An open problem is that the three inferences of Contraposition (70/78), SA (76/97) and Transitivity (78/100) are highly endorsed. However, these are invalid, as we mentioned, in any conditional logic for non-monotonic and ceteris paribus conditionals. Their invalidity, furthermore, is not due specifically to the distinctive element of our semantics for the indicative, namely our topicality constraint: they are invalidated purely probabilistically in semantics à la Adams, and they fail also in similarity-based possible worlds semantics à la Stalnaker-Lewis, due to conditionals being ‘variably strict’ (Lewis 1973, p. 13) in this approach. Unsurprisingly, therefore, authors endorsing some variant of any of these treatments of conditionals have come up with explanations for the popularity of such invalid inferences. In particular, the fact that the three of them are more popular with higher 0.9 threshold than with lower 0.5, may corroborate the story proposed in Adams (1998), Bennett (2003): such inferences fail for non-perfectly-certain propositions, so it is plausible that their endorsement grows as we lift the threshold towards certainty, i.e., probability 1. They tend to be endorsed to the extent that they are mistaken for their limited counterparts, like Cautious Monotonicity (CMon) and Cautious Transitivity (CT).

We have focused on closure principles that are more commonly discussed in the context of conditional logics and non-monotonic reasoning, and empirically tested by Douven (2016). A more exhaustive list can be found, e.g., in (Douven 2016, p. 129) and (Crupi and Iacona 2019, p. 6). How to extend our analysis for those additional principles should be obvious. We can adopt the components of Crupi and Iacona (2019)’s framework concerning the operators necessity (\(\Box\)), possibility (\(\Diamond\)), and negation (\(\sim\)), and evaluate the principles involving them with respect to our topic-sensitive semantics.

6 Conclusion

We have presented a general semantics giving acceptability conditions for simple indicatives. The semantics preserves good features of probabilistic approaches to conditionals while fixing their troubles with relevance: we accept a conditional to the extent that its consequent is likely conditional on the antecedent, provided there’s a relevant connection between antecedent and consequent. We have proposed that relevance be understood as topic-sensitivity, adopting a theory of topics that captures common features of various recently burgeoning subject matter semantics.
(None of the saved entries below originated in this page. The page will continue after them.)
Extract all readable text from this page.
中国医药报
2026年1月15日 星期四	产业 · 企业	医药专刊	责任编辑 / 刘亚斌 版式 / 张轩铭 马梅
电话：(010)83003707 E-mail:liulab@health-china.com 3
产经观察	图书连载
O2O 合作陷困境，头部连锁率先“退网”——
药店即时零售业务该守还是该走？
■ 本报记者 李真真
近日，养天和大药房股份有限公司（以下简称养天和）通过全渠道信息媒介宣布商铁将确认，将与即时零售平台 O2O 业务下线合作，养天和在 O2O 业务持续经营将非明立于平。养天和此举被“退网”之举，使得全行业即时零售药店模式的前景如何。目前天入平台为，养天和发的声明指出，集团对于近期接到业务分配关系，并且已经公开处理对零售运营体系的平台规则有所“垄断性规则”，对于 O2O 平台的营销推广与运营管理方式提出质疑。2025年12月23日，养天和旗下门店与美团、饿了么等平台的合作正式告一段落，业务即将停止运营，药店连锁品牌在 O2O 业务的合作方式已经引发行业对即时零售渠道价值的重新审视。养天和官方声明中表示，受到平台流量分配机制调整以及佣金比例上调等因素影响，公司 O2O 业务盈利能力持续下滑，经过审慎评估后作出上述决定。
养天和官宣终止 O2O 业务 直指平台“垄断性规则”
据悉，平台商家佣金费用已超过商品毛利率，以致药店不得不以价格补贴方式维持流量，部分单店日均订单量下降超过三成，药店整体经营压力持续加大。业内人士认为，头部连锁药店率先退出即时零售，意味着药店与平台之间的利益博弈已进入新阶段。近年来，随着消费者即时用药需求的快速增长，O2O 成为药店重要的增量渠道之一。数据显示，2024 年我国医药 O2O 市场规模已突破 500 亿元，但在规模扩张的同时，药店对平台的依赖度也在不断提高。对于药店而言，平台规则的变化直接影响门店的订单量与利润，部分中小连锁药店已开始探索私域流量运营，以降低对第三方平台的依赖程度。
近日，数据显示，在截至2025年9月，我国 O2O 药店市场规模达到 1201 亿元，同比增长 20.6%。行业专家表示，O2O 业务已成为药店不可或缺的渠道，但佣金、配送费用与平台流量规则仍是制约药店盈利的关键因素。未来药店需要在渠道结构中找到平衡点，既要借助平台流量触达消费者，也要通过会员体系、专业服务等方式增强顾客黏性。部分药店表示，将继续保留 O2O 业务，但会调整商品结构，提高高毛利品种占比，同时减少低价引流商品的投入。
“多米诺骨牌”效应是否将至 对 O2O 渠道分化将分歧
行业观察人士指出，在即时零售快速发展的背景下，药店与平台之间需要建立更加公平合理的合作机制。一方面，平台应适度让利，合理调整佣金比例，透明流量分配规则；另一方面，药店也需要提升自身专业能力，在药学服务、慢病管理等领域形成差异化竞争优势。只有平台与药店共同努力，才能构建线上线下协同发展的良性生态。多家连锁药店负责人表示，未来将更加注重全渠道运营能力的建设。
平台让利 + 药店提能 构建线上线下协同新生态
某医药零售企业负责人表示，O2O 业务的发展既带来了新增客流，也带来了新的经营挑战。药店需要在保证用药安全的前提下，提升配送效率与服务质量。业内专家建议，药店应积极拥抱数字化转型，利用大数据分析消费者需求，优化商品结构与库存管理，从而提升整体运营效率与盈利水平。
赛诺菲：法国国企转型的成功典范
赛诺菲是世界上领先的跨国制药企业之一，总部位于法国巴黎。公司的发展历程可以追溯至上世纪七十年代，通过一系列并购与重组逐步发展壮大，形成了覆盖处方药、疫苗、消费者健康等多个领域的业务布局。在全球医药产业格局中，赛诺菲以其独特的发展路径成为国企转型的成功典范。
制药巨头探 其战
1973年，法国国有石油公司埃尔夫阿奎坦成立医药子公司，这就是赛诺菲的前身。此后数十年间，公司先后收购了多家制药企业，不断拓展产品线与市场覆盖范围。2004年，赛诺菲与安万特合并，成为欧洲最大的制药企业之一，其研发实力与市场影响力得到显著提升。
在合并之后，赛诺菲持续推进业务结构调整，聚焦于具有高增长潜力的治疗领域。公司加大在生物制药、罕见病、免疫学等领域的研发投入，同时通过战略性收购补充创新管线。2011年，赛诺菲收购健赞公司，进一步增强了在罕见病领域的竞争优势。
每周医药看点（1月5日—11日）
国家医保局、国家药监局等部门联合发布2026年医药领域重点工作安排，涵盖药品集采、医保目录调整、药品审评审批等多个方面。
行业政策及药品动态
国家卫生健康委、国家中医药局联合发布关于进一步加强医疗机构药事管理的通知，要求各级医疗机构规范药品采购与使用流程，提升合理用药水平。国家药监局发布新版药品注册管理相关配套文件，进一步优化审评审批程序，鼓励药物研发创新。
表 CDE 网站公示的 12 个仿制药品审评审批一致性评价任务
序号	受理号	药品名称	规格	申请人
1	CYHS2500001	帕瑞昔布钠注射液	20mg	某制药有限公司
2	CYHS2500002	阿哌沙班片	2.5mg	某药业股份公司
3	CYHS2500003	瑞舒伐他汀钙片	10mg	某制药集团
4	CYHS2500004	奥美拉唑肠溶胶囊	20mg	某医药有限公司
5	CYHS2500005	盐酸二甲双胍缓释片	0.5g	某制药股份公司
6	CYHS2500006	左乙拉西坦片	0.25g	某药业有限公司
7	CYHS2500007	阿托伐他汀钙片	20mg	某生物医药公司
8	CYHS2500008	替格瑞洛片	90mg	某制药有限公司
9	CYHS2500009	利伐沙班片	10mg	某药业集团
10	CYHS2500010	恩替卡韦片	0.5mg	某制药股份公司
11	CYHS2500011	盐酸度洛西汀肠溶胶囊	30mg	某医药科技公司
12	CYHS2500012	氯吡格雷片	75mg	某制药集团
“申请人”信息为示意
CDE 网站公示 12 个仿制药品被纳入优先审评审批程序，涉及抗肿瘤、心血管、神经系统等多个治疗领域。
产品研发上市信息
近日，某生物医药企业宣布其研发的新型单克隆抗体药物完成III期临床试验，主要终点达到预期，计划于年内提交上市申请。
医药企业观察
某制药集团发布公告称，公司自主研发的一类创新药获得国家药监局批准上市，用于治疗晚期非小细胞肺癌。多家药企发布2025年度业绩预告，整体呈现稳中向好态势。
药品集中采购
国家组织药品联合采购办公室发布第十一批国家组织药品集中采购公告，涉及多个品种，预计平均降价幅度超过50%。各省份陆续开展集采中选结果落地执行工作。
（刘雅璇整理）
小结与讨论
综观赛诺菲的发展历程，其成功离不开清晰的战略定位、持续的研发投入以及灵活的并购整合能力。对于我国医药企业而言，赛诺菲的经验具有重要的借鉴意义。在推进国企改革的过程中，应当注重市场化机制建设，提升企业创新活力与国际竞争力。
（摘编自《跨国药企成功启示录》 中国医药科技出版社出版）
We have, then, presented the logic of on-topic conditionals; and we have argued that the closure principles (in)validated by the logic are both theoretically plausible, and in line with empirical results on how people reason with conditionals. In particular, our logic of on-topic indicatives fares better than EST with Douven (2016)’s experimental results as it validates the highly endorsed principles—CC, CSO, CT, CMon, and Modus Ponens—that fail with respect to EST. Our proposal also does a better job than AT in tracking relevance between the antecedent and consequent of an indicative conditional. Invalidities MOD, RCE, RCEA, RCEC, RCK, RCM, and And-to-If are all related to the hyperintensional acceptability conditions of conditionals: they are valid in Adams (1998)’s probabilistic semantics for indicatives, but fail to be valid in our account due to our topicality constraint.
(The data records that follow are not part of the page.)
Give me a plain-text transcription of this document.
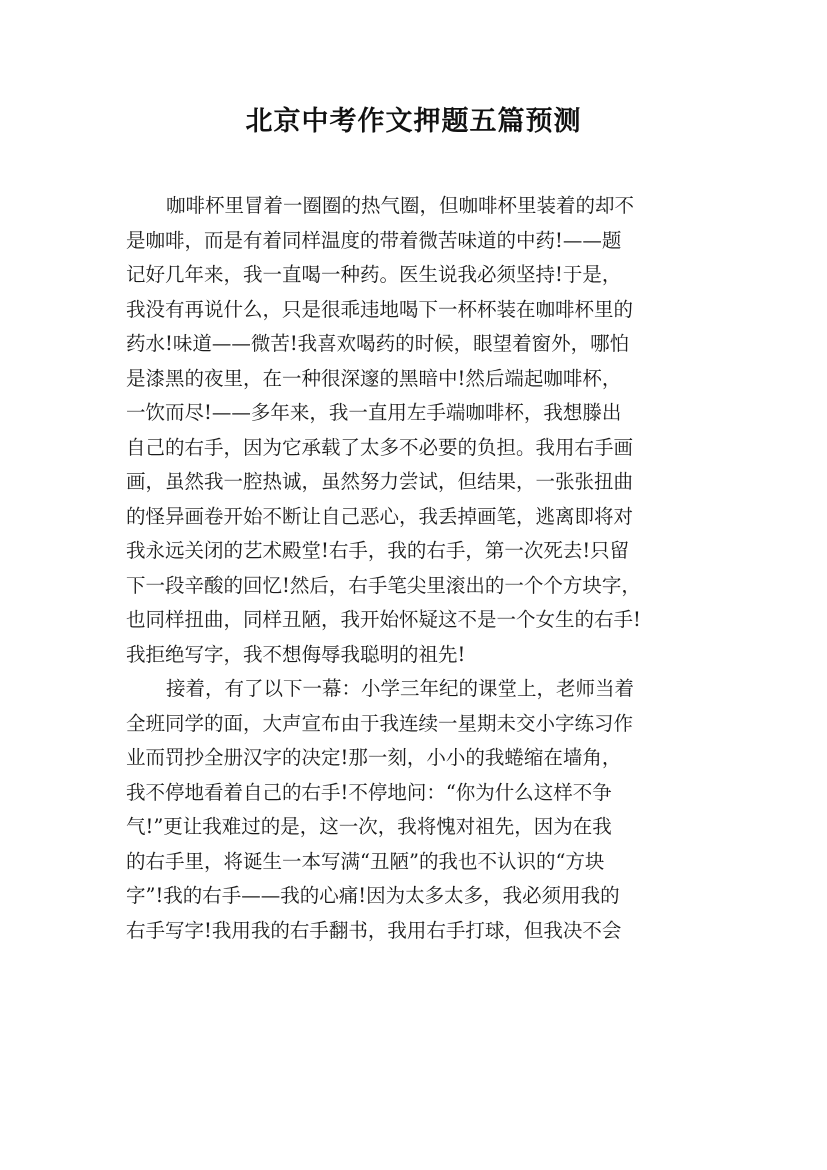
北京中考作文押题五篇预测
咖啡杯里冒着一圈圈的热气圈，但咖啡杯里装着的却不
是咖啡，而是有着同样温度的带着微苦味道的中药!——题
记好几年来，我一直喝一种药。医生说我必须坚持!于是，
我没有再说什么，只是很乖违地喝下一杯杯装在咖啡杯里的
药水!味道——微苦!我喜欢喝药的时候，眼望着窗外，哪怕
是漆黑的夜里，在一种很深邃的黑暗中!然后端起咖啡杯，
一饮而尽!——多年来，我一直用左手端咖啡杯，我想滕出
自己的右手，因为它承载了太多不必要的负担。我用右手画
画，虽然我一腔热诚，虽然努力尝试，但结果，一张张扭曲
的怪异画卷开始不断让自己恶心，我丢掉画笔，逃离即将对
我永远关闭的艺术殿堂!右手，我的右手，第一次死去!只留
下一段辛酸的回忆!然后，右手笔尖里滚出的一个个方块字，
也同样扭曲，同样丑陋，我开始怀疑这不是一个女生的右手!
我拒绝写字，我不想侮辱我聪明的祖先!
接着，有了以下一幕：小学三年纪的课堂上，老师当着
全班同学的面，大声宣布由于我连续一星期未交小字练习作
业而罚抄全册汉字的决定!那一刻，小小的我蜷缩在墙角，
我不停地看着自己的右手!不停地问：“你为什么这样不争
气!”更让我难过的是，这一次，我将愧对祖先，因为在我
的右手里，将诞生一本写满“丑陋”的我也不认识的“方块
字”!我的右手——我的心痛!因为太多太多，我必须用我的
右手写字!我用我的右手翻书，我用右手打球，但我决不会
We haven’t conducted new experiments on reasoning with conditionals, but presented a logic that aligns nicely with the existing experimental results. However, we mention the following as a possible direction of further work (thanks to an anonymous referee): one could operationalize the notion of topicality for conditionals, and then carry out experiments specifically designed to test the original component of our logic, topicality, separately from its probabilistic component.